Study designs of evaluations included in the review
Randomised controlled trials (RCTs) were eligible for inclusion in the review.
Specific interventions included in the review
Comparative studies of ACE inhibitors versus placebo, or high dose versus low dose and placebo, were eligible for inclusion. Studies of withdrawal from ACE inhibitors were excluded. The included studies were of captopril, benazepril, cilazapril, ramipril, fosinopril, dalapril, spirapil, enalapril, imidapril and trandolapril. The duration of treatment ranged from 4 to 12 weeks.
Participants included in the review
Studies of people with a clinically established diagnosis of congestive heart failure with left ventricular dysfunction were eligible for inclusion.
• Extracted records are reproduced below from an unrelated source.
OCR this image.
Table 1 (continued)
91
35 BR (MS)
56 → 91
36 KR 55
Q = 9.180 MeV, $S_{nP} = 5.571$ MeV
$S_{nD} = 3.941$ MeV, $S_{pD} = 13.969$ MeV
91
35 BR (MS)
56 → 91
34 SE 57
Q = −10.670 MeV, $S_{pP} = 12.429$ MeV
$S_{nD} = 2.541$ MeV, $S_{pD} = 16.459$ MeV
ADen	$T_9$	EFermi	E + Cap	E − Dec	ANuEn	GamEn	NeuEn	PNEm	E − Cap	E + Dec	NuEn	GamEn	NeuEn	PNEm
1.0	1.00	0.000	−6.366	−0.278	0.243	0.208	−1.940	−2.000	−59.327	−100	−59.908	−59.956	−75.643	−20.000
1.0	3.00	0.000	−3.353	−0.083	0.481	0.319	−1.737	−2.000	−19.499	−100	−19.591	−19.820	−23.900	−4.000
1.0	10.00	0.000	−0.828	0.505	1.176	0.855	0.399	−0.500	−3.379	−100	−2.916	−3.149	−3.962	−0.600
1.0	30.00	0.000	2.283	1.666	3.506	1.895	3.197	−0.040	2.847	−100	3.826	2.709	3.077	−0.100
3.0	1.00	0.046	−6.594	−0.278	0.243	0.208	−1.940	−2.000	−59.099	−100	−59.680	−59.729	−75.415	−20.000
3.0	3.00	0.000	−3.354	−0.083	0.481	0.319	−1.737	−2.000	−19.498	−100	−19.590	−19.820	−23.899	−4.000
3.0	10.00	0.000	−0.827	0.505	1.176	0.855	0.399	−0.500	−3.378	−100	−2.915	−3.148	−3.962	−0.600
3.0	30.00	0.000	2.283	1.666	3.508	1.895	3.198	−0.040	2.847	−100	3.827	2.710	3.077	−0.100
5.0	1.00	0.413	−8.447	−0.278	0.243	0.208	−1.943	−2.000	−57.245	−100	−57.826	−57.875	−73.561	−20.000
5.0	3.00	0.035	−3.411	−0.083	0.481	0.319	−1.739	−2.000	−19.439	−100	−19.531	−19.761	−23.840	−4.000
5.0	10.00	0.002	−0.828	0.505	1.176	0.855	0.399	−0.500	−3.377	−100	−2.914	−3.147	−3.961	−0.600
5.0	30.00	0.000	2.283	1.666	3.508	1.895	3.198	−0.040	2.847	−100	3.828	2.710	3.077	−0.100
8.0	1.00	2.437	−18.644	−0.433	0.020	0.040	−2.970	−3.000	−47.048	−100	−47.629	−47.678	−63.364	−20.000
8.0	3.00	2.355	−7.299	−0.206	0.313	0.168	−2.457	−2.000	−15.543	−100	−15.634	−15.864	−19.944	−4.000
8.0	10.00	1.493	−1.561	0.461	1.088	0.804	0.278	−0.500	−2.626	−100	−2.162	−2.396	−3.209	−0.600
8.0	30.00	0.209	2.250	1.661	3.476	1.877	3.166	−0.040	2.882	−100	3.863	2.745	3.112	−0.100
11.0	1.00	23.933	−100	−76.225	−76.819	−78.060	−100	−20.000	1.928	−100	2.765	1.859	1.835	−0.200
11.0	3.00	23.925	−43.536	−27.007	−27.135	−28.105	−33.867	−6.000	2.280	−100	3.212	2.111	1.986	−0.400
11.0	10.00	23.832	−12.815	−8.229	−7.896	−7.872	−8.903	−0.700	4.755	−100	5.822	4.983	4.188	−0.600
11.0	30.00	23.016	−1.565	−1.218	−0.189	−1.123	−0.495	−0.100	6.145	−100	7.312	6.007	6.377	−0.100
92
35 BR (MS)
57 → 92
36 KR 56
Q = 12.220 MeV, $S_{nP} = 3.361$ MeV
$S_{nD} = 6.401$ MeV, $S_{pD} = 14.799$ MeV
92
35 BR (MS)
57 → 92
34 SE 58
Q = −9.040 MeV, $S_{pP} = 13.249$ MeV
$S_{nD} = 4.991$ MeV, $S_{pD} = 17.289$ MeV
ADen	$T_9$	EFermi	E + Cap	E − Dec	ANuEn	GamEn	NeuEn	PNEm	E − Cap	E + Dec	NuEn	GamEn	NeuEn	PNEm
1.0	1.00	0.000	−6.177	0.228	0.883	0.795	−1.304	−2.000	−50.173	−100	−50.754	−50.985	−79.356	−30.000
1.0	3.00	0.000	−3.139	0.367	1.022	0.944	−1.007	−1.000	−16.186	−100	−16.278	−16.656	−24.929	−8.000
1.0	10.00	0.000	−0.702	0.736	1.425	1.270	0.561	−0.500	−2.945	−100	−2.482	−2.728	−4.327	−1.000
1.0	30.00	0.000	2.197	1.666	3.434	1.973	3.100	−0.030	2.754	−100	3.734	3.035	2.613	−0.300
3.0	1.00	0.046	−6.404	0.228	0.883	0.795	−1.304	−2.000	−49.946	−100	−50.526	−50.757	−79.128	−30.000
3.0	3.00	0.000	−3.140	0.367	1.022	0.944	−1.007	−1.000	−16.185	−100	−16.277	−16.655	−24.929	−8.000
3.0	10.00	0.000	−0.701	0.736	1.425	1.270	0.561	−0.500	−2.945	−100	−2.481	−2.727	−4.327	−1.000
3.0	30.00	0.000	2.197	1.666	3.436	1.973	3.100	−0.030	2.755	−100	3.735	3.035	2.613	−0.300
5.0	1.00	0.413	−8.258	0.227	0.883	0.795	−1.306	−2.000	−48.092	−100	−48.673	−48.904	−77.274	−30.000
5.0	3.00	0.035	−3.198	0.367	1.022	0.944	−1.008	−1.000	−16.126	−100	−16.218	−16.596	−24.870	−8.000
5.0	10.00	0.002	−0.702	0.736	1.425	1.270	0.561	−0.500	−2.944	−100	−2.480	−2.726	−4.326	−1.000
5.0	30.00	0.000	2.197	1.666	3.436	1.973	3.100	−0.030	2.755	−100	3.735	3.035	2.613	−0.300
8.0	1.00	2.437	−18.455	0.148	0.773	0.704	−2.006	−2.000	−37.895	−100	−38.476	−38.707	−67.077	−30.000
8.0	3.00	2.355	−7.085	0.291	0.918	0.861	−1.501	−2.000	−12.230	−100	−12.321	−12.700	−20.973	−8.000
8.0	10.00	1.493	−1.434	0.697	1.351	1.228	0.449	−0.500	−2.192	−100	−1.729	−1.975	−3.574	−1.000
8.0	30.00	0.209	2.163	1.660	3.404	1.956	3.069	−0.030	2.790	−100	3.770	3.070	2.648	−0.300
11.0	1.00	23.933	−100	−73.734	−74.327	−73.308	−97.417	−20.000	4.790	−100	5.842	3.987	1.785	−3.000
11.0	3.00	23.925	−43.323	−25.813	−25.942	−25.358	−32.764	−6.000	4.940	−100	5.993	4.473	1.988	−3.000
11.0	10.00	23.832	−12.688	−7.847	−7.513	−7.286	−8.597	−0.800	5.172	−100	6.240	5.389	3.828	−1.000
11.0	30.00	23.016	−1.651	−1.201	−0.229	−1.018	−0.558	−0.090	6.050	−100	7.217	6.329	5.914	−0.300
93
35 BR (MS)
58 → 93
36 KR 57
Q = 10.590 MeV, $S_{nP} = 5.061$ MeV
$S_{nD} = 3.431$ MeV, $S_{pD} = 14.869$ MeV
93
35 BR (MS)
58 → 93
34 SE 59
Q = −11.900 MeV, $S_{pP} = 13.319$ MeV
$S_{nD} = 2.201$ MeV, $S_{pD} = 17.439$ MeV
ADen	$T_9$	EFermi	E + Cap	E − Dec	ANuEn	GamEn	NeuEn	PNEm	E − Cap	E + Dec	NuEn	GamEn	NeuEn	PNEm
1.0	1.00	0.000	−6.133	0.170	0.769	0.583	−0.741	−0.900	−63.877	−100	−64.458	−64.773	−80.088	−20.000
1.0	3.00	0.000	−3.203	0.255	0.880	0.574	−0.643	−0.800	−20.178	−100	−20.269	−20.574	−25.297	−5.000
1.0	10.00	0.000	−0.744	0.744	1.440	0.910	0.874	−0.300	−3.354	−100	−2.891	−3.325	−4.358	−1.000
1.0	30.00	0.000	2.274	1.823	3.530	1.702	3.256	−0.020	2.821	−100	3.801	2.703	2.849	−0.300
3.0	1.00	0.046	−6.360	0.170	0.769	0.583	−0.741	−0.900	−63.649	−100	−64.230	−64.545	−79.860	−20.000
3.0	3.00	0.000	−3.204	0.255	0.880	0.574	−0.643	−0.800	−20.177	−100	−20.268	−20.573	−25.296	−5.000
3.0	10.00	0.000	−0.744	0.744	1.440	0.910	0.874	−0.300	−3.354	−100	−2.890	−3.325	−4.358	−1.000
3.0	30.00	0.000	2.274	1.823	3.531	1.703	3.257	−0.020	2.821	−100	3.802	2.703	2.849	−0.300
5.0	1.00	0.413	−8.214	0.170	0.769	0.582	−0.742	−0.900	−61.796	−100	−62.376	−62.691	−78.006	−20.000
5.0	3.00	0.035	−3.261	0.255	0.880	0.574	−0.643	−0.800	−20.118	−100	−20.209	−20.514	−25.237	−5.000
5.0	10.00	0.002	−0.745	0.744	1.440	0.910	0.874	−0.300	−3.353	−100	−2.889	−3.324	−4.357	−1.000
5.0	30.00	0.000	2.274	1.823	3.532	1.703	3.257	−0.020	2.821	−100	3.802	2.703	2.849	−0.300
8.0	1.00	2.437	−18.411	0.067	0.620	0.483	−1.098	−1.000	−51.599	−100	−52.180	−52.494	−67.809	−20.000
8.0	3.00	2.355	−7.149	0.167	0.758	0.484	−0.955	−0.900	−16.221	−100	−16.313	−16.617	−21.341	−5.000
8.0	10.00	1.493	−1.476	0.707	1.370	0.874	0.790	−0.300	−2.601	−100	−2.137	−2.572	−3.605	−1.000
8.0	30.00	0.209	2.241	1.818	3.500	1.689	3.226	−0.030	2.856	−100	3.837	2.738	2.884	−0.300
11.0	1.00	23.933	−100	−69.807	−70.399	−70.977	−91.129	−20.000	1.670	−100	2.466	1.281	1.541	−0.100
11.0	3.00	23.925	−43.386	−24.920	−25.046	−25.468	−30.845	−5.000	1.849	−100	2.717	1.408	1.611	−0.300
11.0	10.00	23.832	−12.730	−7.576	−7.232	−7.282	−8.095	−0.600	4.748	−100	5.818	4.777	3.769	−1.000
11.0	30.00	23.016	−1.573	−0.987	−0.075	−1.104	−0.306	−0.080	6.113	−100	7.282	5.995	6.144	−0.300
Studies with exclusively non-symptomatic participants were excluded, as were studies where the number of participants in each group was not available or where it was less than 50. The age of the participants in the included studies ranged from 55 to 67 years, and the proportion of males ranged from 63 to 96%. The duration of heart failure ranged from 1 month to 4 years, and 90% of the participants were in New York Heart Association class II or III.
Outcomes assessed in the review
To be eligible for inclusion, the studies were required to have conducted an exercise tolerance test (bicycle ergometer, treadmill, 6-minute walk). The outcome used in the review was exercise duration. If this measure with associated standard deviations (SDs) was not available, the study was excluded. In the included studies, exercise duration was assessed using a treadmill test or bicycle ergometer.
How were decisions on the relevance of primary studies made?
The authors did not state how the papers were selected for the review, or how many reviewers performed the selection.